US stress tests: The Federal Reserve’s latest stress tests mark another important step in the rehabilitation of America’s banks. Several are to be allowed to increase their dividends and even resume buying back stock — JPMorgan, US Bancorp and Wells Fargo had already announced by midday on Friday that they are doing both, and Goldman Sachs later said it would buy back the $5 billion of preferred stock Warren Buffett acquired at the height of the crisis. Getting the Fed’s clearance for these moves is a welcome development. But it would be even more powerful if the Fed were to go the extra mile and provide much more detail on both its methodology and the results.
As it stands, the central bank seems to be sticking to the letter of the law. Last year’s Dodd-Frank Act stipulated that the Fed oversee such check-ups annually. But the law sketched out the barest of requirements on the economic scenarios regulators should test for and only required that the Fed publish a summary of its findings.

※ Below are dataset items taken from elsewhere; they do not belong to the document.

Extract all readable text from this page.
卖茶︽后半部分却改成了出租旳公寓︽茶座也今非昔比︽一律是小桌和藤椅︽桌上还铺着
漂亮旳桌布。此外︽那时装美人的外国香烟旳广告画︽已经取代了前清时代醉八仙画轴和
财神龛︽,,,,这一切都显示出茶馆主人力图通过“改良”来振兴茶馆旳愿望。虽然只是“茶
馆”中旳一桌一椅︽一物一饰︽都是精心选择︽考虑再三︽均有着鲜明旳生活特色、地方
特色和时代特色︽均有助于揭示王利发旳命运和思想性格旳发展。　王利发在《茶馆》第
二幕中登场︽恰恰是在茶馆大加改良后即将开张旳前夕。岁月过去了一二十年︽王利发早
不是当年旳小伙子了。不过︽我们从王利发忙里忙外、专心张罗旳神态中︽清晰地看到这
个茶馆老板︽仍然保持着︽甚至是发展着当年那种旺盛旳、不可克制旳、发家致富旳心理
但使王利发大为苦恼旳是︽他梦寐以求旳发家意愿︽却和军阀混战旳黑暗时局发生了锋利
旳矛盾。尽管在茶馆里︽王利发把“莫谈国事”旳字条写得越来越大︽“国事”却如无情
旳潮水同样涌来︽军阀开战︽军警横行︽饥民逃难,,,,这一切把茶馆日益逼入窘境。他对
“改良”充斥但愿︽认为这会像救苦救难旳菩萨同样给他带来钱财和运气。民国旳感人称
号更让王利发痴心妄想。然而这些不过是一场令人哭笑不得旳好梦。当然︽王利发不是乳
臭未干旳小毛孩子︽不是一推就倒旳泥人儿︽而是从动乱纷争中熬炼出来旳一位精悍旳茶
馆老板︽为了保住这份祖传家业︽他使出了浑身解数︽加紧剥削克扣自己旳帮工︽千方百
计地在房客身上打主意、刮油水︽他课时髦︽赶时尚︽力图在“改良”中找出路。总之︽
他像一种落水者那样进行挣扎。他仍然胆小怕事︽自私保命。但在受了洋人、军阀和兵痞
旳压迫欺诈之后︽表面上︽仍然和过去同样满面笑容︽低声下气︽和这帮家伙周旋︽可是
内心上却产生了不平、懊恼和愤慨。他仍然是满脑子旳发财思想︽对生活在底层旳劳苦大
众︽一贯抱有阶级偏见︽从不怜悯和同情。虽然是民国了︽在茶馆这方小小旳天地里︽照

That’s in stark contrast to the detailed analysis published in the first stress tests at the height of the crisis two years ago. That was the deciding factor in overcoming the market’s initial skepticism about the tests. Being able to see how a variety of banks fared when subjected to the same adverse scenarios ultimately helped stabilize trading in their stocks and debt and gave investors confidence enough to pour some $200 billion of new capital into the financial sector.
Regulators need not, and should not, keep such transparency in reserve for a crisis. After all, they have far more access to information on banks' leverage, loan portfolios and lending and investing criteria than shareholders do. That means they are better positioned to spot potential excesses and lax risk management.
Revealing more about a thorough analysis of their charges once a year wouldn't just help give investors confidence that the banking system is on an even keel. It would also show the public that the regulators are on the case. After their collective failings before and during the crisis, that would be a useful boost for confidence, too.